The arcade game boom of the 1970s and 80s was fading and interest in video games was waning when the entire industry was suddenly jolted back into relevance with the appearance of Capcom’s Street Fighter II in 1991. Though the invention of the two-player fighting game is often traced back to Tim Skelly’s 1979 dueling game Warrior, it wasn’t until Street Fighter II appeared with its cast of playable characters, each with their own assortment of special moves, that the fighting game genre took off. Pac-Man and pinball may have lost their appeal, but Ken and Ryu brought players–and their quarters–back into the arcades.
One thing that became immediately obvious to everyone in the video game industry was how often players would come back to play the game in order to work on their skills and better their performance. The range of techniques and tactics employed in Street Fighter II went far beyond what players had seen in games like Donkey Kong and Q*bert, and many players engrossed themselves in the quest for mastery.
Though it was more complicated than the games that preceded it, the moves of any particular character were still easy enough for the casual player to learn–which meant that success in the game was dependent on a player’s tactics.

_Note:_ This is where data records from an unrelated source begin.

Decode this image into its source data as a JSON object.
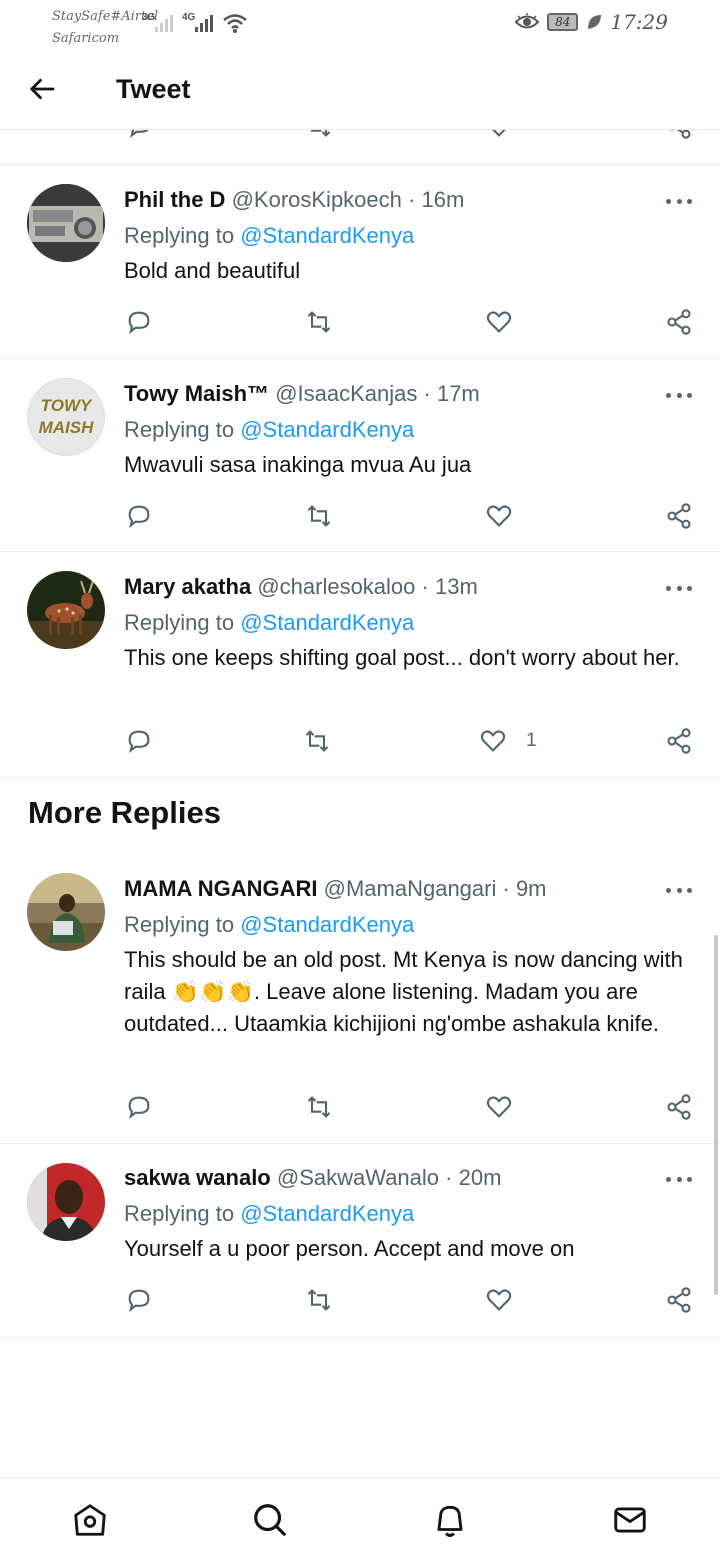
{
  "status_bar": {
    "carrier_line1": "StaySafe#Airtel",
    "carrier_line2": "Safaricom",
    "network_1": "3G",
    "network_2": "4G",
    "battery": "84",
    "time": "17:29"
  },
  "header": {
    "title": "Tweet",
    "back_icon": "back-arrow-icon"
  },
  "replies": [
    {
      "name": "Phil the D",
      "handle": "@KorosKipkoech",
      "time": "16m",
      "replying_prefix": "Replying to",
      "replying_to": "@StandardKenya",
      "text": "Bold and beautiful",
      "likes": ""
    },
    {
      "name": "Towy Maish™",
      "handle": "@IsaacKanjas",
      "time": "17m",
      "replying_prefix": "Replying to",
      "replying_to": "@StandardKenya",
      "text": "Mwavuli sasa inakinga mvua Au jua",
      "likes": "",
      "avatar_text_1": "TOWY",
      "avatar_text_2": "MAISH"
    },
    {
      "name": "Mary akatha",
      "handle": "@charlesokaloo",
      "time": "13m",
      "replying_prefix": "Replying to",
      "replying_to": "@StandardKenya",
      "text": "This one keeps shifting goal post... don't worry about her.",
      "likes": "1"
    }
  ],
  "more_replies": {
    "title": "More Replies",
    "items": [
      {
        "name": "MAMA NGANGARI",
        "handle": "@MamaNgangari",
        "time": "9m",
        "replying_prefix": "Replying to",
        "replying_to": "@StandardKenya",
        "text_part1": "This should be an old post. Mt Kenya is now dancing with raila ",
        "emoji": "👏👏👏",
        "text_part2": ". Leave alone listening. Madam you are outdated... Utaamkia kichijioni ng'ombe ashakula knife.",
        "likes": ""
      },
      {
        "name": "sakwa wanalo",
        "handle": "@SakwaWanalo",
        "time": "20m",
        "replying_prefix": "Replying to",
        "replying_to": "@StandardKenya",
        "text": "Yourself a u poor person. Accept and move on",
        "likes": ""
      }
    ]
  },
  "separator": "·",
  "colors": {
    "accent": "#1d9bf0",
    "secondary_text": "#536471",
    "primary_text": "#0f1419"
  },
  "bottom_nav": [
    "home-icon",
    "search-icon",
    "notifications-icon",
    "messages-icon"
  ]
}
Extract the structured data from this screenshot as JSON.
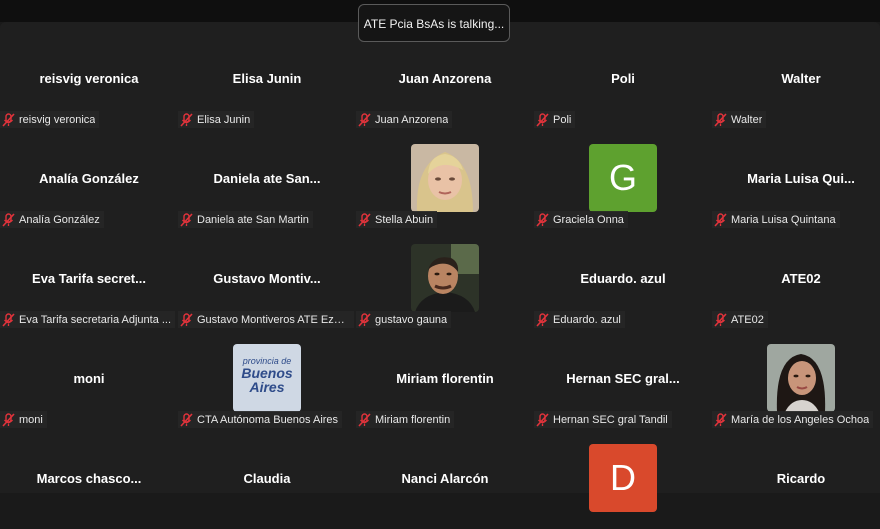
{
  "colors": {
    "avatar_g": "#5ea12f",
    "avatar_d": "#d9492c",
    "muted_mic": "#e0333b"
  },
  "banner": {
    "text": "ATE Pcia BsAs is talking..."
  },
  "rows": [
    [
      {
        "display": "reisvig veronica",
        "tag": "reisvig veronica"
      },
      {
        "display": "Elisa Junin",
        "tag": "Elisa Junin"
      },
      {
        "display": "Juan Anzorena",
        "tag": "Juan Anzorena"
      },
      {
        "display": "Poli",
        "tag": "Poli"
      },
      {
        "display": "Walter",
        "tag": "Walter"
      }
    ],
    [
      {
        "display": "Analía González",
        "tag": "Analía González"
      },
      {
        "display": "Daniela ate San...",
        "tag": "Daniela ate San Martin"
      },
      {
        "avatar": "photo-woman-blonde",
        "tag": "Stella Abuin"
      },
      {
        "avatar": "letter",
        "letter": "G",
        "tag": "Graciela Onna"
      },
      {
        "display": "Maria Luisa Qui...",
        "tag": "Maria Luisa Quintana"
      }
    ],
    [
      {
        "display": "Eva Tarifa secret...",
        "tag": "Eva Tarifa secretaria Adjunta ..."
      },
      {
        "display": "Gustavo  Montiv...",
        "tag": "Gustavo Montiveros ATE Ezei..."
      },
      {
        "avatar": "photo-man",
        "tag": "gustavo gauna"
      },
      {
        "display": "Eduardo. azul",
        "tag": "Eduardo. azul"
      },
      {
        "display": "ATE02",
        "tag": "ATE02"
      }
    ],
    [
      {
        "display": "moni",
        "tag": "moni"
      },
      {
        "avatar": "logo-provincia",
        "tag": "CTA Autónoma Buenos Aires",
        "logo": {
          "line1": "provincia de",
          "line2": "Buenos",
          "line3": "Aires"
        }
      },
      {
        "display": "Miriam florentin",
        "tag": "Miriam florentin"
      },
      {
        "display": "Hernan  SEC gral...",
        "tag": "Hernan SEC gral Tandil"
      },
      {
        "avatar": "photo-woman-dark",
        "tag": "María de los Angeles Ochoa"
      }
    ],
    [
      {
        "display": "Marcos  chasco..."
      },
      {
        "display": "Claudia"
      },
      {
        "display": "Nanci Alarcón"
      },
      {
        "avatar": "letter",
        "letter": "D"
      },
      {
        "display": "Ricardo"
      }
    ]
  ]
}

Players would develop and practice assorted tactical choices in order to beat their opponents. When is the best time to use a certain move? How far away should I be in order to have the best chance of success? Players deliberately worked to improve the choices they made in the game.
The processes involved in learning tactics in fighting video games parallel how tactics are learned in fencing. It is those processes–as they pertain to tactics, in particular–that makes learning fencing particularly engrossing.
Learning is often distinguished as either occurring implicitly or explicitly (or as some combination of the two). Implicit learning refers to learning that occurs incidentally, without any intent to learn an underlying rule structure–often without any particular intent to learn anything at all. Children first learn their native languages implicitly–they may understand the rules of grammar enough to make proper sentences, but they cannot necessarily explain what those rules are. Explicit learning refers to educational situations in which the various structures involved are explored and defined. If you learn a language in terms of conjugations and declinations, you are learning it explicitly. The ability to verbalize the specific rules of a situation (e.g. “When the opponent searches for my blade, I should hit with disengage.”) is indicative of explicit learning.
Much of what we learn in fencing (and video games) happens implicitly. Many of the nuances of how fencers prepare their actions and which actions they choose in certain situations may, for many fencers, be learned implicitly. In fact, research shows that many things are much better learned implicitly than explicitly. According to the work of Gabriele Wulf* and others, sports technique is acquired faster, more permanently, and can be correctly performed under higher levels of stress when learned implicitly. When it comes to tactics, however, the question becomes more complicated.
Research by Markus Raab at the Max Planck Institute in Berlin suggests that the less tactically complex a sports activity is, the more valuable implicit learning is; conversely the more tactically complex the activity, the more efficacious explicit learning will be. In other words, when an activity has a smaller number and variety of choices, it can be learned better implicitly. When an activity has more choices and more variations, explicit learning will better prepare the student. (It should be noted that any explicit learning will necessarily also contain implicit elements.) All of this is very valuable information for fencers and coaches.
The first lesson here is that fencers looking to excel should be focusing more of their conscious effort on improving their tactics than their technique. This is not to say that fencers should ignore their technical development, but rather that technique can be expected to improve a lot “on its own” if it is couched in the proper tactical context.
Secondly, fencers should be fairly deliberate about their tactical development. The coach, of course, can be very helpful here, but there are many ways for a fencer to improve his tactical understanding on his own. Remember, young children often develop a fairly sophisticated understanding of video game tactics without the help of a coach. Fighting games, like Street Fighter II, have many of the same tactical concepts as fencing, which players are able to master independently. (The benefits of independent explicit learning on tactical development is one of the reasons why fencers should keep fencing journals.)
Finally, it should be realized that there is no such thing as fencing training devoid of tactical learning. Tactics are, fundamentally, decision-making in bouts. It is impossible to fence without making decisions (though they may not be very good decisions). A fencer without any understanding of tactics would stand dumbly in place waiting to be hit. That, however, doesn’t happen because from the moment a student gets on the strip for the first time, he begins learning–often implicitly–certain basic tactical notions.
By understanding how we learn–and particularly the role played by both implicit and explicit learning on technique and tactics–we can structure our training to accelerate our improvement and maximize our results which, of course, for our opponents means game over.
*see Wulf’s Attention and Motor Skill Learning.